There was a new challenge ahead. Moving over 10 million images from a single Linux machine to the Cloud.
It was quite a daunting task to move so many files from a running production server to the cloud. Before I will start digging into the technical part I would first like to explain why it was necessary.
The single Linux server for media storage is, of course, a small practice. It’s a single point of failure, plus we needed to add disk space ourselves as the data set kept growing. We also needed to keep the old data because it was used on the website.
Before the start of the project, there was about 1.5 TB of images stored on this server. Mostly Roomstyler 3D images. The thumbnails for these images were created on the fly and cached on the same machine, but they were stored on a separate disk.
The main problem, next to upload all those files to the Cloud, was generating thumbnails for all these images. S3 does not support on the fly thumbnailing and we didn’t want a extra server running only for generating thumbs. We decided we needed to upload all the images to S3 plus generate thumbnails for them.
For most images, we decided we needed two different size thumbnails, which would mean we needed to store over 30 million files in the Cloud.
Creating the worker
First I decided on how to upload all these files to the Cloud. I looked online for help but didn’t find any good results. I decided to go my own way and do it on my own. I knew it would take some time so I would need a background service to process all the images. Since I’m familiar with Ruby I choose Rails + Sidekiq.
I set up a new server on AWS and connected the media disk with NFS. I installed Rails and Sidekiq and wrote a simple worker to upload an image to S3 by specifying a path to a file on the media disk. Because the workers were accessing the disk a lot. I limited the process to four simultaneous processes. I tried to change the numbers around, but four was just about the right number to not run out of memory.

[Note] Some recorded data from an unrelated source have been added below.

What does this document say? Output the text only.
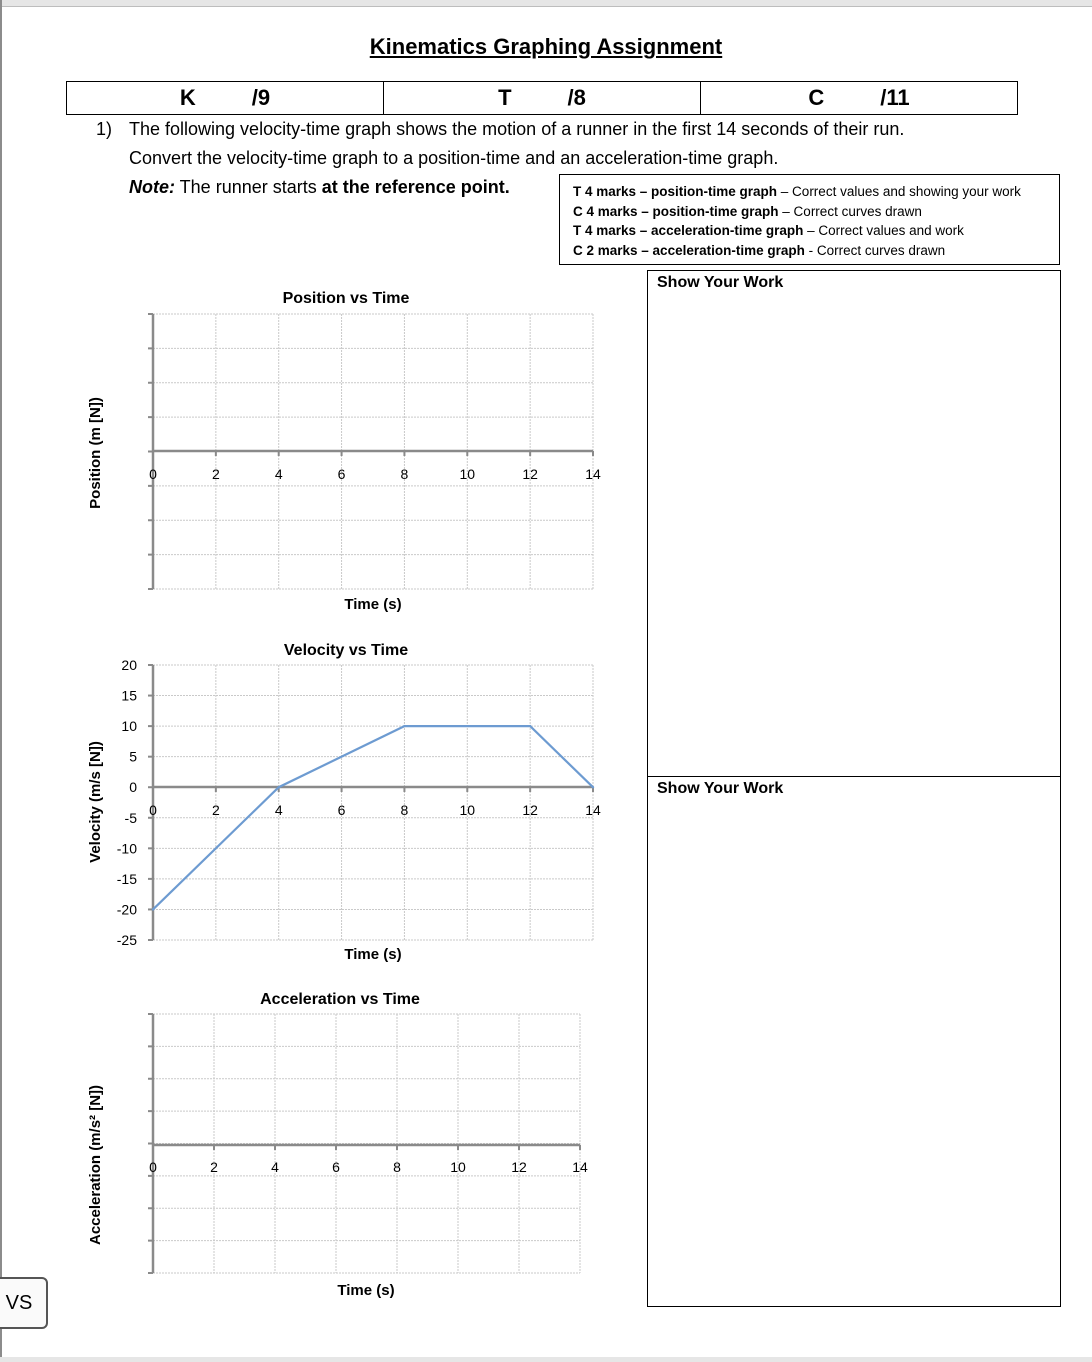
Kinematics Graphing Assignment
K	/9	T	/8	C	/11
1) The following velocity-time graph shows the motion of a runner in the first 14 seconds of their run.
Convert the velocity-time graph to a position-time and an acceleration-time graph.
Note: The runner starts at the reference point.	T 4 marks – position-time graph – Correct values and showing your work
C 4 marks – position-time graph – Correct curves drawn
T 4 marks – acceleration-time graph – Correct values and work
C 2 marks – acceleration-time graph - Correct curves drawn
Show Your Work
Show Your Work
0	2	4	6	8	10	12	14
Position vs Time
Time (s)
Position (m [N])
0	2	4	6	8	10	12	14
20
15
10
5
0
-5
-10
-15
-20
-25
Velocity vs Time
Time (s)
Velocity (m/s [N])
0	2	4	6	8	10	12	14
Acceleration vs Time
Time (s)
Acceleration (m/s² [N])
VS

Thumbnailing JPEGs fast, faster, fastest
As most images were JPEG, I needed a tool to thumbnail JPEGs really quick. I found a library called EPEG, an insanely fast JPEG modification library, which makes use of libjpeg, a Linux image library for JPEG. I also found a Ruby library for it, which I could use in the worker. By using a special algorithm it can compress JPEGs in mere milliseconds.

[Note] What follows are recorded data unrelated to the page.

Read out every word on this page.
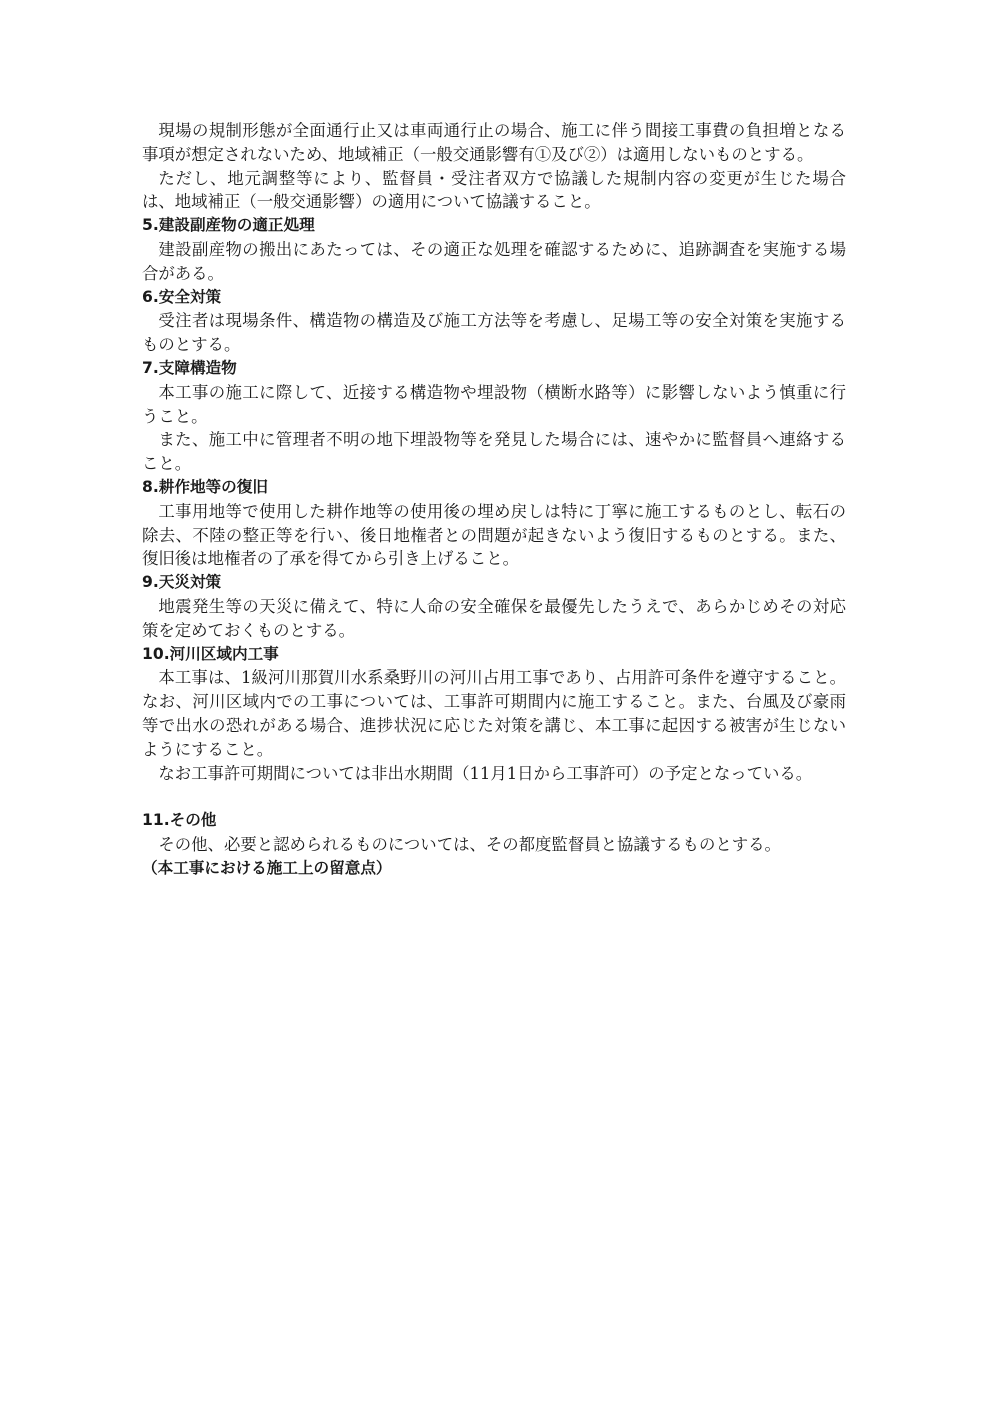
現場の規制形態が全面通行止又は車両通行止の場合、施工に伴う間接工事費の負担増となる事項が想定されないため、地域補正（一般交通影響有①及び②）は適用しないものとする。

ただし、地元調整等により、監督員・受注者双方で協議した規制内容の変更が生じた場合は、地域補正（一般交通影響）の適用について協議すること。

5.建設副産物の適正処理

建設副産物の搬出にあたっては、その適正な処理を確認するために、追跡調査を実施する場合がある。

6.安全対策

受注者は現場条件、構造物の構造及び施工方法等を考慮し、足場工等の安全対策を実施するものとする。

7.支障構造物

本工事の施工に際して、近接する構造物や埋設物（横断水路等）に影響しないよう慎重に行うこと。

また、施工中に管理者不明の地下埋設物等を発見した場合には、速やかに監督員へ連絡すること。

8.耕作地等の復旧

工事用地等で使用した耕作地等の使用後の埋め戻しは特に丁寧に施工するものとし、転石の除去、不陸の整正等を行い、後日地権者との問題が起きないよう復旧するものとする。また、復旧後は地権者の了承を得てから引き上げること。

9.天災対策

地震発生等の天災に備えて、特に人命の安全確保を最優先したうえで、あらかじめその対応策を定めておくものとする。

10.河川区域内工事

本工事は、1級河川那賀川水系桑野川の河川占用工事であり、占用許可条件を遵守すること。なお、河川区域内での工事については、工事許可期間内に施工すること。また、台風及び豪雨等で出水の恐れがある場合、進捗状況に応じた対策を講じ、本工事に起因する被害が生じないようにすること。

なお工事許可期間については非出水期間（11月1日から工事許可）の予定となっている。

11.その他

その他、必要と認められるものについては、その都度監督員と協議するものとする。

（本工事における施工上の留意点）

I also found out all the old images were uncompressed, by compressing the images by 10% resulted in a big change in their size, between 30 and 60 percent. I used the image_optimizer gem for it, which used the ‘jpegoptim’ Linux library for compressing images fast and painlessly.
There were also a couple of thousand PNG’s and GIF’s that needed to be thumbnailed and moved. I’ve used the good old, but the slow MiniMagick library for those cases.
Generating the big list
Retrieving a list of all the files on the disk was not as easy as I thought. Listing 10 million files from a single directory in Linux isn’t that easy. Plus sending all these files to the background processor would probably be a heavy duty task, which could take a long time and lot of memory.
I’ve found a way to list the files and put them into a big file. It took about 30 minutes to generate.
# Disable sorting and linebreak results ls -f1 &> files.list
Now that I have one big file. I would process each line with a Ruby script and insert it the path into the background job queue. Which looks a bit like this.
This took a lot of time but after three hours it was done. I started up the background manager so it could start processing. It worked! Until I encountered a file that was corrupt, causing all the worker processes to crash.
I needed to change something in the script and clear the queues. I needed to reimport all the 10 million paths again. I decided I needed more manageable data and decided to split up the big file. I went for 500.000 lines per file. Resulting in almost 20 split files.
# Splitting files by lines split -l 500000 files.list
Now importing them in the background job queue was much easier. And even after fixing a couple of more errors that occurred, it was much easier to work with smaller data sets.
Don’t forget the headers
After the whole process was complete I found out it was missing headers, which were used by our preview renderer. I needed to set the ‘Content-Type’ header for all the files. This is not possible in batches for S3. I found Python script by Dailymuse I altered to make it work for us. It took about 14 hours to run through all the files and set the content-type.
All in Time
It took me about a week to process all the images of the media disk. Sometimes the disk would slow down in peek periods on the website or when accessing a deteriorated disk. Here’s a breakdown of the time for the processes;
- 10ms for generating a single thumbnail
- 100ms for uploading the original image and it’s thumbnails
- 20 minutes for importing the filepaths into the background queue
- 6 hours for processing a single file with about 500.000 image paths
- 14 hours for adding the content-type header on the images
- 7 days for processing all the images
- Be sure to set the correct headers for files, it will save you a lot of time!
- Split large files up and execute in batches
- Sidekiq and Ruby are well suited for processing a large amount of small tasks
- Never underestimate the power of a good library, EPEG yea!